Re: [PATCH 0/6] Support DAX for device-mapper dm-linear devices

From: Mike Snitzer
Date: Tue Jun 14 2016 - 21:47:24 EST


On Tue, Jun 14 2016 at 4:19pm -0400,
Jeff Moyer <jmoyer@xxxxxxxxxx> wrote:

> Mike Snitzer <snitzer@xxxxxxxxxx> writes:
>
> > On Tue, Jun 14 2016 at 9:50am -0400,
> > Jeff Moyer <jmoyer@xxxxxxxxxx> wrote:
> >
> >> "Kani, Toshimitsu" <toshi.kani@xxxxxxx> writes:
> >>
> >> >> I had dm-linear and md-raid0 support on my list of things to look at,
> >> >> did you have raid0 in your plans?
> >> >
> >> > Yes, I hope to extend further and raid0 is a good candidate.   
> >>
> >> dm-flakey would allow more xfstests test cases to run. I'd say that's
> >> more important than linear or raid0. ;-)
> >
> > Regardless of which target(s) grow DAX support the most pressing initial
> > concern is getting the DM device stacking correct. And verifying that
> > IO that cross pmem device boundaries are being properly split by DM
> > core (via drivers/md/dm.c:__split_and_process_non_flush()'s call to
> > max_io_len).
>
> That was a tongue-in-cheek comment. You're reading way too much into
> it.
>
> >> Also, the next step in this work is to then decide how to determine on
> >> what numa node an LBA resides. We had discussed this at a prior
> >> plumbers conference, and I think the consensus was to use xattrs.
> >> Toshi, do you also plan to do that work?
> >
> > How does the associated NUMA node relate to this? Does the
> > DM requests_queue need to be setup to only allocate from the NUMA node
> > the pmem device is attached to? I recently added support for this to
> > DM. But there will likely be some code need to propagate the NUMA node
> > id accordingly.
>
> I assume you mean allocate memory (the volatile kind). That should work
> the same between pmem and regular block devices, no?
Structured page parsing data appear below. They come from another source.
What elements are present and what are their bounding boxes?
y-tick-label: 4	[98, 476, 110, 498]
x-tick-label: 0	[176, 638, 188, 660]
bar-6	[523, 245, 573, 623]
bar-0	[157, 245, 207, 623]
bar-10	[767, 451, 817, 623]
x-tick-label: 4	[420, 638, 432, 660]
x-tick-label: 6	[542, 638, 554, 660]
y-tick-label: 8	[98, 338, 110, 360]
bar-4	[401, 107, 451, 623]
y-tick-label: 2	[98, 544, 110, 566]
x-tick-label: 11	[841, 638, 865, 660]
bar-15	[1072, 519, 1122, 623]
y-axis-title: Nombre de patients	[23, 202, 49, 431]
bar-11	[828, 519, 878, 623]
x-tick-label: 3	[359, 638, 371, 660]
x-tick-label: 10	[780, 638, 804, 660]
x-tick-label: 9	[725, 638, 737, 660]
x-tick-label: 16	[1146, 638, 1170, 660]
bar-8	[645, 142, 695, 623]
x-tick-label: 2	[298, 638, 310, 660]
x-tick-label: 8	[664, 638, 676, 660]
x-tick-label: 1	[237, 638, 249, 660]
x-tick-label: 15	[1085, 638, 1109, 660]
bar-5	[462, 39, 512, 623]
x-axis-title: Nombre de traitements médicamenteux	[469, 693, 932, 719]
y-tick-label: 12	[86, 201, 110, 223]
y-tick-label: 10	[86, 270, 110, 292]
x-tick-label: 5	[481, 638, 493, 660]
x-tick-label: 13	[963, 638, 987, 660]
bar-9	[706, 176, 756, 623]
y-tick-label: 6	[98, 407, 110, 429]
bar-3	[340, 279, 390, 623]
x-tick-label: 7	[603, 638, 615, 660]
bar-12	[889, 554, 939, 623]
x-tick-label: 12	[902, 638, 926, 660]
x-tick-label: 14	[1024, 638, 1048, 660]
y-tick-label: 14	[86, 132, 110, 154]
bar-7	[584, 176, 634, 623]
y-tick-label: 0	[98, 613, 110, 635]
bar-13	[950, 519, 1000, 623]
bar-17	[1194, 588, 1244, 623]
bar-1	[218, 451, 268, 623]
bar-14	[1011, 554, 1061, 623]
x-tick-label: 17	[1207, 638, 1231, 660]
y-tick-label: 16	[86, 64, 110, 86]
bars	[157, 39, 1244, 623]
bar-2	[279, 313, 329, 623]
This is the commit I made to train DM to be numa node aware:
115485e83f497fdf9b4 ("dm: add 'dm_numa_node' module parameter")

As is the DM code is focused on memory allocations. But I think blk-mq
may use the NUMA node for via tag_set->numa_node. But that is moot
given pmem is bio-based right?

Steps could be taken to make all threads DM creates for a a given device
get pinned to the specified NUMA node too.